The locator value of the reflex centers allows to precisely locate the site of an injury. Thus, in a traumatic medullary section at the upper dorsal level, the region directly affected will have the destroyed reflex centers and perhaps the roots; At this level, a limited areflexia will be found in said area; Above, the reflexes will be normal, since nothing has happened, and below, due to the compromise of the pyramidal beam, there will be, as in all her injuries, tendon hyperreflexia, abolition of the abdominal skin, reflexes of automatism and positive Babinski. This typical picture of chronic spinal section occurs after a phase of spinal shock, already mentioned in Chapter 45.

In tabes, where there is a diffuse lesion of the posterior roots and posterior chords, a total areflexia with complete atony will be observed.

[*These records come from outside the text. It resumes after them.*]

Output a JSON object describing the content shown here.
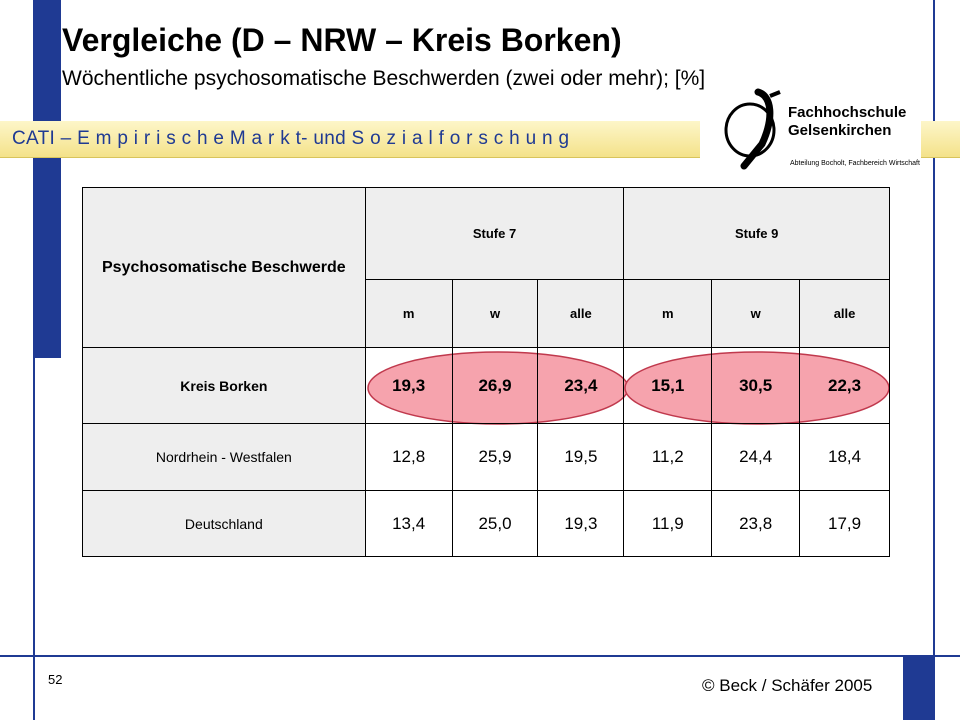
{
  "header": {
    "title": "Vergleiche (D – NRW – Kreis Borken)",
    "subtitle": "Wöchentliche psychosomatische Beschwerden (zwei oder mehr); [%]"
  },
  "band": {
    "text": "CATI – E m p i r i s c h e  M a r k t- und S o z i a l f o r s c h u n g"
  },
  "logo": {
    "line1": "Fachhochschule",
    "line2": "Gelsenkirchen",
    "line3": "Abteilung Bocholt, Fachbereich Wirtschaft"
  },
  "table": {
    "corner": "Psychosomatische Beschwerde",
    "groups": [
      "Stufe 7",
      "Stufe 9"
    ],
    "subcols": [
      "m",
      "w",
      "alle",
      "m",
      "w",
      "alle"
    ],
    "rows": [
      {
        "label": "Kreis Borken",
        "values": [
          "19,3",
          "26,9",
          "23,4",
          "15,1",
          "30,5",
          "22,3"
        ]
      },
      {
        "label": "Nordrhein - Westfalen",
        "values": [
          "12,8",
          "25,9",
          "19,5",
          "11,2",
          "24,4",
          "18,4"
        ]
      },
      {
        "label": "Deutschland",
        "values": [
          "13,4",
          "25,0",
          "19,3",
          "11,9",
          "23,8",
          "17,9"
        ]
      }
    ]
  },
  "footer": {
    "page_number": "52",
    "copyright": "© Beck / Schäfer 2005"
  },
  "colors": {
    "frame": "#1f3a93",
    "highlight_fill": "#f6a3ad",
    "highlight_stroke": "#c0394d"
  }
}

In motor neuron injuries, we have already seen that there will be hyporeflexia with fasciculations that mark direct neuronal aggression.

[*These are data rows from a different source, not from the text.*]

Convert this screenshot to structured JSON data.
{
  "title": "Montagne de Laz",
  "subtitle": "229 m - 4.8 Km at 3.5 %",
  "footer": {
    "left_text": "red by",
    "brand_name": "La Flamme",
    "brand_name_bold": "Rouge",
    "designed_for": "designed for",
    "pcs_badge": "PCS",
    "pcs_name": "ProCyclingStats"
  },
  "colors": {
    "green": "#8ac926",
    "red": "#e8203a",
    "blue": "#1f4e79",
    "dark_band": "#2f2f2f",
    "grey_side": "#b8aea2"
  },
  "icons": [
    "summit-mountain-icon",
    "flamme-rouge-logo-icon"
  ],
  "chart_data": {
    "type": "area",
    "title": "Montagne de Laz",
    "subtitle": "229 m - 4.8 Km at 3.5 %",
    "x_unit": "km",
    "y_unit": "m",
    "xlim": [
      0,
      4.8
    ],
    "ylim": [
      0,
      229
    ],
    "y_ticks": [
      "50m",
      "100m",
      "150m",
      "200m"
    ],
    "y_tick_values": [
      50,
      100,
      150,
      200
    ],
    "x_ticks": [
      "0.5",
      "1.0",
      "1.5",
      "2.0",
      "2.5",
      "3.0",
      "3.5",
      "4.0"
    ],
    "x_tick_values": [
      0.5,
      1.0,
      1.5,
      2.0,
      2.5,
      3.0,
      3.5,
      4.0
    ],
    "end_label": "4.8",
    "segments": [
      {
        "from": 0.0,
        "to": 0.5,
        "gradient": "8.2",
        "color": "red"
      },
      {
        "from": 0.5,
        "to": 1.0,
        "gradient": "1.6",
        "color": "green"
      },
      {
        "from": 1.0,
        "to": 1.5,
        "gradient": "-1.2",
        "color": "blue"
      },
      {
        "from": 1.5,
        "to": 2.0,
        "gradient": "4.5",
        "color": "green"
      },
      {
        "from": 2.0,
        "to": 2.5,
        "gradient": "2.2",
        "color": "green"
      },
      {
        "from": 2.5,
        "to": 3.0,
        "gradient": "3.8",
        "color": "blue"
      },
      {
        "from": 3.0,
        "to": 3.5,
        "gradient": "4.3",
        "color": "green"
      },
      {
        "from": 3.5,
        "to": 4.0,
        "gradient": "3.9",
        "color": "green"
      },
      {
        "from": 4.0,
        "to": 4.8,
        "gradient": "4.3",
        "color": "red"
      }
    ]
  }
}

In polyneuritic lesions, usually mixed, sensory and motor, both pathways of the arch are affected and consequently there will be hypo or areflexia.

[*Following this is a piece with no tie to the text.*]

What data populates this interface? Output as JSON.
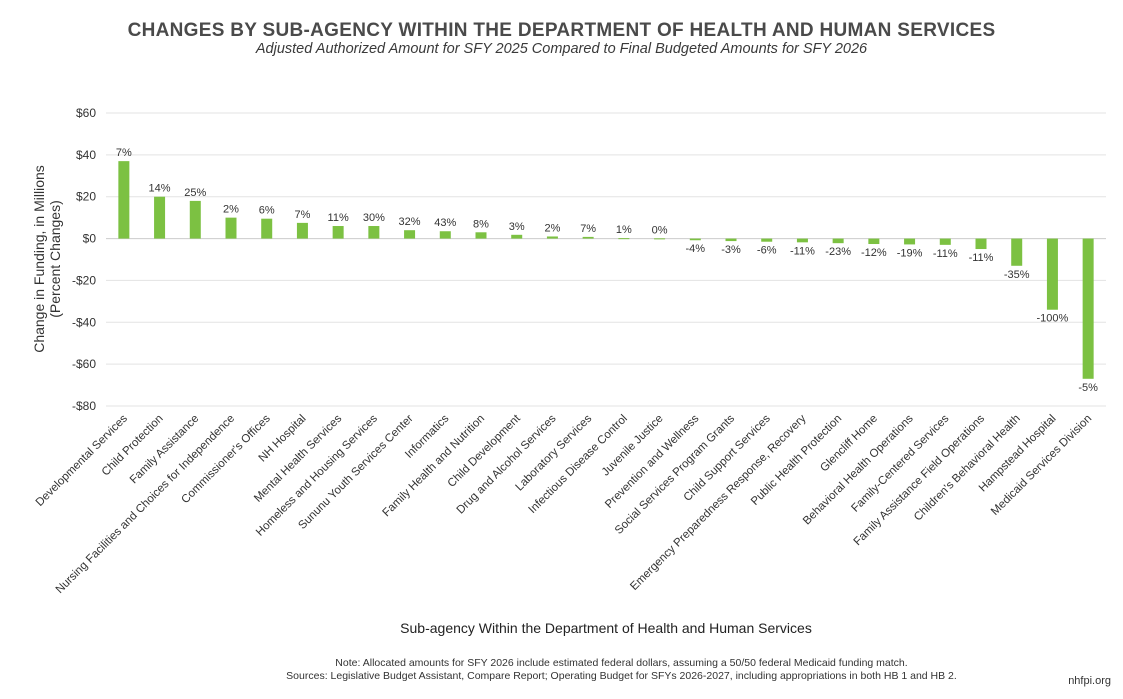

In more limited lesions, for example, of a single root —and the herniated disc is characteristic in this regard—, a single reflex may be missing on one side, as in the hernia of the 5th space, where the affected root is exclusively SI, through which almost all the afference of the aquilian reflex passes and whose absence, as the only motor sign in a sciatica, is the locator of a hernia injury at that level

Synkinesias or associated movements are involuntary movements that occur on a paralyzed and hypertonic side, when passive voluntary movements are performed on the healthy side. They are very numerous, somewhat resemble reflexes and occur in pyramidal hemiplegics, which is why they are thought to be due to the release of inhibitory factors on certain centers. They are of very relative clinical importance.

Conclusions

From the detailed study of the motility disorders that we have listed, we can conclude that there are basically four motor syndromes, which it is essential to bear in mind before any modification of the motor components of the neurological examination:

  1. The pyramidal syndrome, due to injury to the first neuron or corticospinal contingent, which results in paralysis or paresis of systematized distribution —hemiplegias or paraplegia, fundamentally—, with added signs that allow an exact location of the injury and with increased tonism in the form of spasticity, without atrophy and with hyperrefiexia and the presence of pathological reflexes, of which the Babinski is the most significant; in addition there is absence of cutaneous reflexes and there are no abnormal movements, with the minor exception of some synkinesias in certain cases.
  1. Peripheral motor syndrome, due to injury to the second neuron, and which consists of usually segmental paralysis, with marked and rapid atrophy, hypo or areflexia, and clear muscle flaccidity. The place where the injury is located, in the long path of its path, will be diagnosed by the presence of fasciculations, when it is located in the motor neuron; by the absence of a sensitive component, in the various cases of pure involvement of the anterior root; by the concomitance of sensory disorders after the union of both roots; and by knowledge of the exact distribution of plexual trunks and peripheral nerves in the most distal lesions.
  1. Extrapyramidal syndromes comprise several entities that will be studied separately, but which in general are not accompanied by alterations in voluntary motility, but rather by abnormal movements of different types, spontaneous and permanent in wakefulness, increased muscle tone in hypertonia (chorea, which is hypotonic, is an exception) and bradykinesia.
  1. The cerebellar syndrome, which due to its clinical characteristics and its wide connections with the rest of the nervous system will also deserve a particular comment, and whose fundamental disorder is the incoordination of movements, for which reason abnormal movements are usually added —intentional tremor— , and hypotonia that conditions the appearance of pendular reflexes.